Now that I have kmprb, I have added an icon for it to my panel (task bar). Once I have generated the print
files as above, usually, I just click on the panel icon and let kmprb do the rest. That way, I can stay focused
on what I am doing because I don't need to navigate through any menus or switch to a console window on another
desktop. I also have an icon for pqnext in my panel, so I can get the next print queue file name
for manual use with applications other than Firefox or Thunderbird. These icons are not added to the panel by installing
the duplex package. It must be done manually.

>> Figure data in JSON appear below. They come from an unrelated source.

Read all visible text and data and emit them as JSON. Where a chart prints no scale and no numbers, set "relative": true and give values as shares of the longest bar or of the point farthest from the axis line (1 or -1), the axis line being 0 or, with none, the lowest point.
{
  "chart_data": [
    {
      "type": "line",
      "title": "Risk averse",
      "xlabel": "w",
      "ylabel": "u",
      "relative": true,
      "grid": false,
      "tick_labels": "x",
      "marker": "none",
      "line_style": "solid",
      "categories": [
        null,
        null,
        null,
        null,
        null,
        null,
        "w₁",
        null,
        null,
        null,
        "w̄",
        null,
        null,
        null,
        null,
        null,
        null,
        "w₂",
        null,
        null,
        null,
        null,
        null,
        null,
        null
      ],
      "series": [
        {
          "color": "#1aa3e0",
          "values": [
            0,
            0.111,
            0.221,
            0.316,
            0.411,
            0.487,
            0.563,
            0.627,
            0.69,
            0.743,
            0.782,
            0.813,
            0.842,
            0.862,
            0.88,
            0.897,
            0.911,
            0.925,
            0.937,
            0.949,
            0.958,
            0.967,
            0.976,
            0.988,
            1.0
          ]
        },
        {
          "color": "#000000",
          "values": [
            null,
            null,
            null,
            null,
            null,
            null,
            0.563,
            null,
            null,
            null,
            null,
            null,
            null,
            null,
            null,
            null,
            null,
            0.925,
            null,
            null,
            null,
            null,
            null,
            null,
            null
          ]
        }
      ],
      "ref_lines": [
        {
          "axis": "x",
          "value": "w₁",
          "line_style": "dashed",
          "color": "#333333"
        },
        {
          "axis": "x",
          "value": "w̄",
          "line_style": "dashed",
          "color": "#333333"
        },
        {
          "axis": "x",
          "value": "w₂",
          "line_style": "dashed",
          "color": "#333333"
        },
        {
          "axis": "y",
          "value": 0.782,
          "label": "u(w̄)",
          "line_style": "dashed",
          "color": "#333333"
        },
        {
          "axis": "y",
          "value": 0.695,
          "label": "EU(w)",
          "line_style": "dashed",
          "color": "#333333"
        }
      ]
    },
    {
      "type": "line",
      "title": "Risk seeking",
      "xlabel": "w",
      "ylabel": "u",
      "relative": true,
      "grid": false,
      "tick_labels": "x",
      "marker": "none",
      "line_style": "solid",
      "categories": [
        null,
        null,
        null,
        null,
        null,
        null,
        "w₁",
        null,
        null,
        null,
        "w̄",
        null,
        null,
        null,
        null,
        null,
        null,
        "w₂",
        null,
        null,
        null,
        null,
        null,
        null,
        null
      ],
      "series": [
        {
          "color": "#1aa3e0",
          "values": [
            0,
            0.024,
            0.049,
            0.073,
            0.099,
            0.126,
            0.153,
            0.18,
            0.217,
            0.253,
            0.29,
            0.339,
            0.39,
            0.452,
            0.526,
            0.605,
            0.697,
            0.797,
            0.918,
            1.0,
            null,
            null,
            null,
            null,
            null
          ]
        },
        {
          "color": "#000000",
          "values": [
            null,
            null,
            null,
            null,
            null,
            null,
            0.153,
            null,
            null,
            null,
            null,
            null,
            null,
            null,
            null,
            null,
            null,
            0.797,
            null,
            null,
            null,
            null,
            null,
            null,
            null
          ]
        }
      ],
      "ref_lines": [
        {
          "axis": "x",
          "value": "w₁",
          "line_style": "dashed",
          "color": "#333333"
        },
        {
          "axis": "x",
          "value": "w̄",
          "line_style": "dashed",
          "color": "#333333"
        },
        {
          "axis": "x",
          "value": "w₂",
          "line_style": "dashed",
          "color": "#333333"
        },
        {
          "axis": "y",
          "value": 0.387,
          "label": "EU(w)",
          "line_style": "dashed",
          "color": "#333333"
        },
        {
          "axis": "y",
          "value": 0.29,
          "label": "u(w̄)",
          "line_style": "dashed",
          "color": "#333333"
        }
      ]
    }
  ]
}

Sometimes, I do an mprb -i * first. If there are any one-page print jobs, I print them all directly with one lp command (very fast)
and then delete them. Then, I print any remaining jobs with mprb. With this release, I can do that automatically just by using kmprb -1.
This is especially useful if you use print strategy 2 which will print all one page jobs as blank pages during pass one because it prints
even pages first and there aren't any. (The script doesn't look ahead, so it doesn't know that in advance.)
In real life, printers run out of ink, occasionally jam, and feed multiple pages at one time. To handle this eventuality, mprb only prints
one job at a time during pass two (where jams, and especially multi-feeds are more likely) so it can be killed without having to remove
a number of jobs from the system print queue with lprm. mprb also has a -pass2 option so that, after a jam,
any jobs which still have good pass one output (all sheets with just one side printed) may be reinserted into the printer to print
just pass 2 (the other side of all the sheets). Now, with faster processors and printers and big print buffers, this doesn't work as nicely as it used to,
but if this is a problem, it would be easy to add an additional delay between pass 2 print jobs.
I am also including a few gui apps. They work, but are hard coded to expect the print queue to be in $HOME/pq.
kmprb is a gui which does it all. It displays all the files in the print queue along with the number of pages
each will generate.
Next, it allows you to select which files to print and prints them.
Finally, it allows you to select which of the successfully printed files to delete. (Presumably, they are not needed any longer once they
have been successfully printed.)
kmprb_one is similar to kmprb, but it finds and prints ALL one page jobs very quickly.
krmpq allows you to select those print files you want to delete once they have been printed.
pqnext pops up an information dialog with the number of the next available print queue file name along with a
count of jobs and and pages in the print queue. This is useful for manually specifying the file name in applications.